# Compute gradient of determinant function or inverse function

I have a loss function defined like this

``````def Loss(U,G_metric,p,q):
''' U is a function takes a vector and return a scalar
G_metric is a function returns a matrix; it's a metric tensor
p ,q are two vectors
'''
D = p.size() # get the dimension of p,q
G = G_metric(q) # get a matrix

detG = torch.Tensor([np.linalg.det(G.data.numpy())]) # get its determinants
invG = torch.Tensor(np.linalg.inv(G.data.numpy())) # get its inverse

return U(q) + 0.5*torch.log((2*math.pi)**D*detG) + 0.5*p@invG@p # compute the loss
``````

Now I want the gradient w.r.t. p and q

Can I just directly do ?

``````
L = Loss(U,G_metric,p,q)
L.backward()
``````

to get the gradient vector? Since I use numpy way to compute inverse and determinant (as I couldn’t find a way to do them in pytorch). It seems to me that they treat invG and detG as const during the backward.

The chain rule when differentiate w.r.t. variable q should go all the way back to function G_metric(q)

Thanks

Calling Variable on G.data resets the loss tree. I think pytorch might throw an error if you tried that loss.

Maybe you can try the cholesky decomposition as mentioned in this post:

Thanks for the reply; how do I deal with the inverse of metric?

I’m not sure. According to this it’s not available:

Yet this PR looks like it might do it.

Did you try torch.inverse?

Thanks; So I think for differentiate through invG, using invG = torch.inverse(G); then calling Loss.backward() will differentiate through ? Is this correct way of doing it?

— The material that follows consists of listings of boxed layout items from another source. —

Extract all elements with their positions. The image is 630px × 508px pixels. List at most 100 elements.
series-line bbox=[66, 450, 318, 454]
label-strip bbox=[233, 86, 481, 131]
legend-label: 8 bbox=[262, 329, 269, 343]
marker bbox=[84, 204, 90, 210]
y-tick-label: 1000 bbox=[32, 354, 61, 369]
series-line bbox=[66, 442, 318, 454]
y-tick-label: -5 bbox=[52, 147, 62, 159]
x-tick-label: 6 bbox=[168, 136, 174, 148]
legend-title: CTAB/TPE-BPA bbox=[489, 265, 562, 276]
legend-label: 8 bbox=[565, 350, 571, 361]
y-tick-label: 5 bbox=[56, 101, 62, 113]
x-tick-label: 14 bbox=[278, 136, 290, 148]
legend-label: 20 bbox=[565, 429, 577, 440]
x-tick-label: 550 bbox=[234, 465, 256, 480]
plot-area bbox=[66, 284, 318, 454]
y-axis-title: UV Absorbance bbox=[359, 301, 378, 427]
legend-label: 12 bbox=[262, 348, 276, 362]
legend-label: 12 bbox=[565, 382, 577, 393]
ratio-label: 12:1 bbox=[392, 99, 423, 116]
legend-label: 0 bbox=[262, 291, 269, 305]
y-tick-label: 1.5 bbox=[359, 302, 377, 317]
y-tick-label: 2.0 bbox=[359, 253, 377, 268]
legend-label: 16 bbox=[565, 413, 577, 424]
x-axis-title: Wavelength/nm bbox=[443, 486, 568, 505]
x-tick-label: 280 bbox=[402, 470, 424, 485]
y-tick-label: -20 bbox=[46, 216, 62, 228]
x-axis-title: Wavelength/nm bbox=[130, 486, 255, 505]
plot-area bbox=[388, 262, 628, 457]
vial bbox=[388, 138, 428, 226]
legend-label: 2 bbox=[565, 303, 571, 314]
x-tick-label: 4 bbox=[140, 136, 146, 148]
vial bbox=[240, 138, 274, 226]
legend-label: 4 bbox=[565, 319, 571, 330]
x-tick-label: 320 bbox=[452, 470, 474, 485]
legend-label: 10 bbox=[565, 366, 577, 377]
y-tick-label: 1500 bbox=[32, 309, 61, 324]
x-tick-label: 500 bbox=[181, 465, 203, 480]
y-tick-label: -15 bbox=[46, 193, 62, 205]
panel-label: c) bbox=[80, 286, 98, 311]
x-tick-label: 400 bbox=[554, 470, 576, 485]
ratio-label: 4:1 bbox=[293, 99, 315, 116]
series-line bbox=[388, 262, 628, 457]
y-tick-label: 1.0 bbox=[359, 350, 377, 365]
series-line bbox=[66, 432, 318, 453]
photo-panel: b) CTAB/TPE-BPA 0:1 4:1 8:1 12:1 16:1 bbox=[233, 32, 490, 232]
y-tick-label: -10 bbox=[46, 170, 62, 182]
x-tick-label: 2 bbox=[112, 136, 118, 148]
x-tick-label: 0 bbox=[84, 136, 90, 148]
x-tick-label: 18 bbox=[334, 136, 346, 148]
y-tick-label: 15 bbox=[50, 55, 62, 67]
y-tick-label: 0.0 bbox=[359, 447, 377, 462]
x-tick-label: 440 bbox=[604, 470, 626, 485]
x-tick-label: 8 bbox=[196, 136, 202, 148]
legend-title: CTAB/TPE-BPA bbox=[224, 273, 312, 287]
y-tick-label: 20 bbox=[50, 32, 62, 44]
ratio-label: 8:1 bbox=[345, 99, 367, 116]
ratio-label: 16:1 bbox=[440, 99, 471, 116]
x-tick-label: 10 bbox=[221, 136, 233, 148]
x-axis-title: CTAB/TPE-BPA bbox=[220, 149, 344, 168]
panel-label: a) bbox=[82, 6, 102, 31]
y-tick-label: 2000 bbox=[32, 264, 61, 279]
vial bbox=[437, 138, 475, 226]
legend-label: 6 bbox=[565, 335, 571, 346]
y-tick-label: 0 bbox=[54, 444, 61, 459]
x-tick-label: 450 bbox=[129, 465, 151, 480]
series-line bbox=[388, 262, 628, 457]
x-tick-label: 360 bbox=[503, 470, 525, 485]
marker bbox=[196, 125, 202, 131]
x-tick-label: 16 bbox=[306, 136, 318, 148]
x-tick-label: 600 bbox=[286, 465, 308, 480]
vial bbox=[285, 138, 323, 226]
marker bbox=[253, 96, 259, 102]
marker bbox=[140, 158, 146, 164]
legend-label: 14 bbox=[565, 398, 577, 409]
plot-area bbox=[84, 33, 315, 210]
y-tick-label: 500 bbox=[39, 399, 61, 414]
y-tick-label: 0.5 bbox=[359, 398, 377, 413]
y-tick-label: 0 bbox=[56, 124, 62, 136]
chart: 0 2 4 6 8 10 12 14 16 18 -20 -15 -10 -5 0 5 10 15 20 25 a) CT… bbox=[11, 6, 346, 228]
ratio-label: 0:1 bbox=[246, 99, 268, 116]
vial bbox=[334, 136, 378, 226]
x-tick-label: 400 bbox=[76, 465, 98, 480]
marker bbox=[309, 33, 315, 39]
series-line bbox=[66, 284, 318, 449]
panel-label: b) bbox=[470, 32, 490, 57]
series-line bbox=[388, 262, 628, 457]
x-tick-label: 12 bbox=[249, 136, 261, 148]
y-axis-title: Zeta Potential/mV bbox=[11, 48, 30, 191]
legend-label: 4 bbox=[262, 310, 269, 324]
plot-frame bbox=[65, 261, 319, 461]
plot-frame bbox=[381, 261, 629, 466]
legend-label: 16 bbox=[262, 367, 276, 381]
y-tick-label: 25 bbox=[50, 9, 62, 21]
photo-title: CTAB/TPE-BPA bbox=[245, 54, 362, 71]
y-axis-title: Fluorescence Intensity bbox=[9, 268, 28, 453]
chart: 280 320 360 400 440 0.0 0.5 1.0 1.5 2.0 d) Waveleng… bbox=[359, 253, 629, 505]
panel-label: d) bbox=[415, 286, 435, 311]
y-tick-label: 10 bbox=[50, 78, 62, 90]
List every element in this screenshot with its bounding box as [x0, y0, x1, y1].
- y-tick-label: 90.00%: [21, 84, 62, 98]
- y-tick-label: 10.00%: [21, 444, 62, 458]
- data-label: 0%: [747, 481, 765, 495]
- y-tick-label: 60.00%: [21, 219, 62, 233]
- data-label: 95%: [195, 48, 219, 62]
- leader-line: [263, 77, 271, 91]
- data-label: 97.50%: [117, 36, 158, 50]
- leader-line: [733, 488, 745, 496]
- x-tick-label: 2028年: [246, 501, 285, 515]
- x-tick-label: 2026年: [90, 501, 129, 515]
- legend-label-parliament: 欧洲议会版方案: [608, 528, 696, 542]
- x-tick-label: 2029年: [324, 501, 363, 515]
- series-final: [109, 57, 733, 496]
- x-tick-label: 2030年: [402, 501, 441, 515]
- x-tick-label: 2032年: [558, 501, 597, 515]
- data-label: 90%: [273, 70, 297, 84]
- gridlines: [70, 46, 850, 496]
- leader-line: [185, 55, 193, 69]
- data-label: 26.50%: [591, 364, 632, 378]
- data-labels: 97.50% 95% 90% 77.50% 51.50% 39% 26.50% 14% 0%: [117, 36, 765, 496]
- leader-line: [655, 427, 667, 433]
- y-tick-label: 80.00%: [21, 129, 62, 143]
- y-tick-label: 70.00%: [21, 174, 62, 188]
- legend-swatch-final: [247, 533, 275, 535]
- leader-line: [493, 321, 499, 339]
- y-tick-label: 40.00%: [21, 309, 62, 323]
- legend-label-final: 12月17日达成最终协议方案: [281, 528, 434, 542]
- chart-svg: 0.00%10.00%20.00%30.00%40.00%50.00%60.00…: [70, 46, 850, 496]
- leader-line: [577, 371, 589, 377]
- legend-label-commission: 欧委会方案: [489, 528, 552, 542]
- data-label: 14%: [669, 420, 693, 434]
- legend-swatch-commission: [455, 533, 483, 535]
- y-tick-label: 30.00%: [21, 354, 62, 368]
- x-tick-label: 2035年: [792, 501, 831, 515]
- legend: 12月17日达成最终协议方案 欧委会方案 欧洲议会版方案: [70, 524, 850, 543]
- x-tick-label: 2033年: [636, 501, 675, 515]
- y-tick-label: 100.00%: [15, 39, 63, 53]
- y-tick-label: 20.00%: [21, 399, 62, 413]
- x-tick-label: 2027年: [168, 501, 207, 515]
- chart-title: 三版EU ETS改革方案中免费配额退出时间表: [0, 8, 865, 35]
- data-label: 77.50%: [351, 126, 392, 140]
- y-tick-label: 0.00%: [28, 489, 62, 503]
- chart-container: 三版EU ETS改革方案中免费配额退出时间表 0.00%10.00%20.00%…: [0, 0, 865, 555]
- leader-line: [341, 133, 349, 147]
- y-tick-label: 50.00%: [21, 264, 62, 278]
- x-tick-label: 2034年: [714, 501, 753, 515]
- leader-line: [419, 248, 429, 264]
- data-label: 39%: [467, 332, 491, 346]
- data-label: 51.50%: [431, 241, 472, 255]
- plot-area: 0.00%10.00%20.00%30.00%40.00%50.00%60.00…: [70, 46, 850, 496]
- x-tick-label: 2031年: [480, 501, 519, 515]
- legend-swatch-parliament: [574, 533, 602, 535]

Yes (assuming that it is implemented for Var, which it looks like it should be. Otherwise will throw an error)

Hey

I did some toy experiment

``````
x = torch.Tensor()
G = torch.eye(2)*3 # compute matrix
invG = torch.inverse(G) # compute its inverse
L = torch.sum(invG) # get the loss
``````

Get the error messgae

``````---------------------------------------------------------------------------
RuntimeError                              Traceback (most recent call last)
<ipython-input-26-f2b450ea7f13> in <module>()
----> 1 L.backward()

~/miniconda3/lib/python3.6/site-packages/torch/tensor.py in backward(self, gradient, retain_graph, create_graph)
91                 products. Defaults to ``False``.
92         """
94
95     def register_hook(self, hook):

87     Variable._execution_engine.run_backward(
---> 89         allow_unreachable=True)  # allow_unreachable flag
90
91

RuntimeError: element 0 of tensors does not require grad and does not have a grad_fn
``````

Is there something wrong with my experiment? Or it’s simply because not implemented as you have pointed earlier?

You need to define an an optimizer and pass it some variables to optimize

BTW - I checked the pull request diff and it looks like the backward for inverse was implemented. You can verify by just writing:

torch.inverse(x)

If it didn’t work, inverse would throw an error on type Var.

I’m not sure if I misunderstood the post How to calculate the determinant of a variable?

But it seems to me it throw error when the matrix is not positive definite (which is Okey in my case as I requires the metric tensor to be positive definite). However, when I use

``````a = Variable(torch.Tensor([[2,0],[0,4]]))
torch.potrf(a).diag().prod()
``````

The result is tensor(2.8284)

But I should expect it to be 8 as its determinant is 8.

Here G does not have `requires_grad=True`. I think, thats the reason for the error.

Probably, you wanted to do this:

``````x = torch.Tensor()
G = torch.eye(2) * x # compute matrix
``````

It looks like it needs to be squared

This function call calculates Cholesky decomposition and in your case, it essentially returns a matrix with determinant equal to `square root` determinant of the original matrix (because it is a diagonal matrix). I think you wanted to do this:

``````a = Variable(torch.Tensor([[2,0],[0,4]]))
torch.diag(a).prod()
``````

In the toy example that will work, but it won’t generalize to compute the determinate of any postivie definite matrix, right? Only using the cholesky decomposition as written before (adding the square) would generalize…

It will generalize. For the reason being, the matrices returned from cholesky decomposition are triangular matrices. Their determinant should be `square root` determinant of the original matrix, as the determinants respect matrix multiplication.

``````>>> x = torch.tensor([[1,2,3],[0,4,5],[0,0,6]]).float()

>>> x.det()
tensor(24.)

>>> x.transpose(0,1).det()
tensor(24.)

>>> torch.det(torch.mul(x, x.transpose(0,1)))
tensor(576.)
``````

I am sorry for the previous answer. I got carried away I guess.